Nowadays, distanced from our extended family support, emotional networks, and neighbourhoods and with children spending hours engaged with television and social media, rather than being emotional and socially connected has led to a ‘relationally improvised world’ (Perry, 2006). Children and young people who have had adverse childhood experiences also have had fewer opportunities for positive social emotional experiences. Denied of positive social relationships, these children, and young people, compared to their peers, can present as less ‘socially appropriate, having less empathy and are less able to manage their feelings – often being described as socially and emotionally immature. These children and young people can lack consideration of the other and become overly focused on the self; self-seeking and self-absorbed. Connect B4 Correct understand that the expectations of foster parents, social workers, teachers, and peers can be off-balance from the child or young person’s socioemotional development. The child or young person maybe left feeling misunderstood, not good enough and not fitting in - they sit on the periphery of their social group. As we all know, any animal who is positioned on the periphery of a social group is in more danger!
Connect B4 Correct understand and encourage positive social and emotional interact with children and young people, who have adverse childhood experiences, the more healing occurs – the more we fix the foundations of the house the more we make a more stable brain structure. Creating a network of healthy ‘developmentally mature brains’ and positive social and emotional connections around these children is an essential aspect of a the Connect B4 Correct therapeutic approach.
Connect B4 Correct believe that as well as foster and adoptive parents and support staff, all relational elements of the child or young person’s life, such as teachers and other social activity providers can become part of the ‘healing’ network.
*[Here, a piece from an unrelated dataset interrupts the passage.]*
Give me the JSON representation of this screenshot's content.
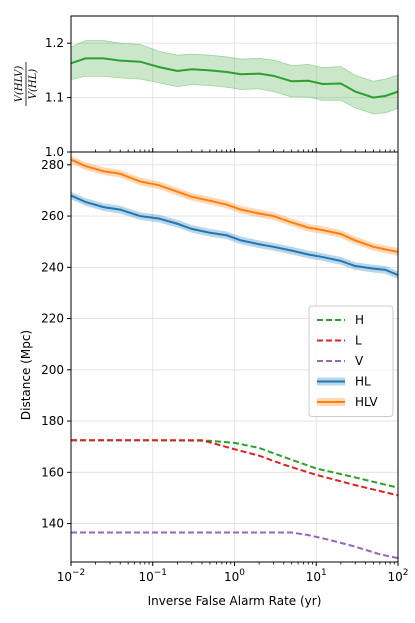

It is well known that these children do better within the richness of an adult 1:1 relationship, like the kind we afford our infants, than having to compete for connection in large social groups supervised by a couple of adults. When a child is given enough 1:1 adult time, the time that was never given as an infant, they can re-set the child or young person on a more ‘usual’ socioemotional developmental path, and it is only then that the child or young person can more easily benefit from the larger social group. Spending real attentive time with these children and young people in positive and joyful interactions will mean that these children will not need to be ‘attention seeking’!
Reference: Boyd Webb, N. Ed. (2006). Chapter 3 Perry, B. Applying Principles of Neurodevelopment to Clinical Work with Traumatised Children – The Neuro Sequential Model of Therapeutics, In Working with Traumatised Youth in Child Welfare. Guildford Press.